Entrepreneurship experiences are pretty important – not just for the business students but also for the scientists
But amid a global pandemic, experiences like Bura’s are difficult to co-ordinate and new challenges begin to emerge, particularly if the programme has to move online. “It was tricky”, McCarthy admits. “For a second, there was a question of whether Patch should run this summer, but not for very long.”
“It won’t be identical to having sort of 10, 20 or 30 people buzzing in a space”, he concedes. However, he remains confident that this year’s cohort will still “build a community”.
Bura believes that moving online may actually offer some advantages: “A little bit of remote work, or a couple of hours where you’re very hyper-focused or working intensely on your project, is also really good. I think that’s one of the main benefits of Patch this year.”
Whelton is also confident: “You can achieve a lot of it through video calls, and maybe there is something to be said about it. If the future of work is remote work, this is a very interesting opportunity to build these disciplines.”
It’s like you go through the Patch door and then, all of a sudden, you see all these other doors
Nevertheless, Bura warns that this year, without face-to-face contact, the onus will be on participants to “keep in contact as much as possible” to “help strengthen that connection”.
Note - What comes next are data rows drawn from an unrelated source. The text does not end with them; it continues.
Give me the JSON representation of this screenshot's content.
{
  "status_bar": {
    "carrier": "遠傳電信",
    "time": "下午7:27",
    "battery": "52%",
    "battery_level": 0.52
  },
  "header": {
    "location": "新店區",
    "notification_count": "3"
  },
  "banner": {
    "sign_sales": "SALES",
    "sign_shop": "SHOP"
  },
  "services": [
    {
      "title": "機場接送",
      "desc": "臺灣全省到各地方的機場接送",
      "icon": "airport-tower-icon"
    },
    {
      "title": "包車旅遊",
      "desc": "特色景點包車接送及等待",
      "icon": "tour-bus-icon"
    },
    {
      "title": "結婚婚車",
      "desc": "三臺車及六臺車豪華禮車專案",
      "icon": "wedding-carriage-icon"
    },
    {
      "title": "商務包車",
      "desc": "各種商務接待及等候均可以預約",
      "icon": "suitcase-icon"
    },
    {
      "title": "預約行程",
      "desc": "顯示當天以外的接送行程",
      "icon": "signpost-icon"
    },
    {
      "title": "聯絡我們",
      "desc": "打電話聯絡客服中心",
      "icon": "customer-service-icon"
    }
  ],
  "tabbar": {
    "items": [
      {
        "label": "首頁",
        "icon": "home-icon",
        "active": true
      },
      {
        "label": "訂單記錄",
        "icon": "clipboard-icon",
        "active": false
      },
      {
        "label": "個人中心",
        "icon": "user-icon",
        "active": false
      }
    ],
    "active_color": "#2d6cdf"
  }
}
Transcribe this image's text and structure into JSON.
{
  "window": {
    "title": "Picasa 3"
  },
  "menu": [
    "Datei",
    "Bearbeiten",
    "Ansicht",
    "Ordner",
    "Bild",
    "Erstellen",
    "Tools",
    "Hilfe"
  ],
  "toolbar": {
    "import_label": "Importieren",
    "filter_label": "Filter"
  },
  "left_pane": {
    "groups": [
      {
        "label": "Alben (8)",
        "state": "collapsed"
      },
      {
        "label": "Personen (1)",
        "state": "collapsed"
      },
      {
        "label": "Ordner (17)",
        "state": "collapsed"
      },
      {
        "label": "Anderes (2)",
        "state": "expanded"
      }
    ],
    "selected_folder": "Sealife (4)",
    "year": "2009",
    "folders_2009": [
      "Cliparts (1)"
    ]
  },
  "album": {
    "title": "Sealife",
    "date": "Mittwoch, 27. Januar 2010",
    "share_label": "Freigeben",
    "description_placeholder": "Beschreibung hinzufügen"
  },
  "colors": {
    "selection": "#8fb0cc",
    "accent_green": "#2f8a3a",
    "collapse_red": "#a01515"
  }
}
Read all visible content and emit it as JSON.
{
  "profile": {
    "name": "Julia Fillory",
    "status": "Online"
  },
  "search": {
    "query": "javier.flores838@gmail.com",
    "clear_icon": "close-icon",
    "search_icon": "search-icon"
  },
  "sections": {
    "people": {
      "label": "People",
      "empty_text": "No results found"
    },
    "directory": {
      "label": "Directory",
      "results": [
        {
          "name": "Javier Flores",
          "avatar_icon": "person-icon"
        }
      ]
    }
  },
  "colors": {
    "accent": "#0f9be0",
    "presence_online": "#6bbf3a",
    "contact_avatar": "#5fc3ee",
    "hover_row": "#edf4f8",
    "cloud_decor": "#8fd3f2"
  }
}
Her advice is unsurprising, given the lasting connection between last year’s participants. McLaughlin agrees: “We have continued the bond from Patch into the future, into now, and we’re still interacting through Zoom and stuff like that.”
The strength of this connection is a testament to the impact that Patch has on its participants. As Bura points out, “while we weren’t paid money to work on these projects, like other incubators do, we were paid with knowledge and skills”.
Indeed, the skills and knowledge they acquired enabled last year’s participants to reap some very positive rewards: “Cropsafe is now top 10 in the [Pioneer] global leaderboard, so if it wasn’t for Patch, we wouldn’t have found out about Pioneer and we wouldn’t have got that opportunity to kind of move on to the next stage”, McLaughlin says.
However, for these aspiring young people, Patch is not the final destination, but a stepping stone that offers a myriad of possibilities. McLaughlin chuckles when he says: “It’s like you go through the Patch door and then, all of a sudden, you see all these other doors.”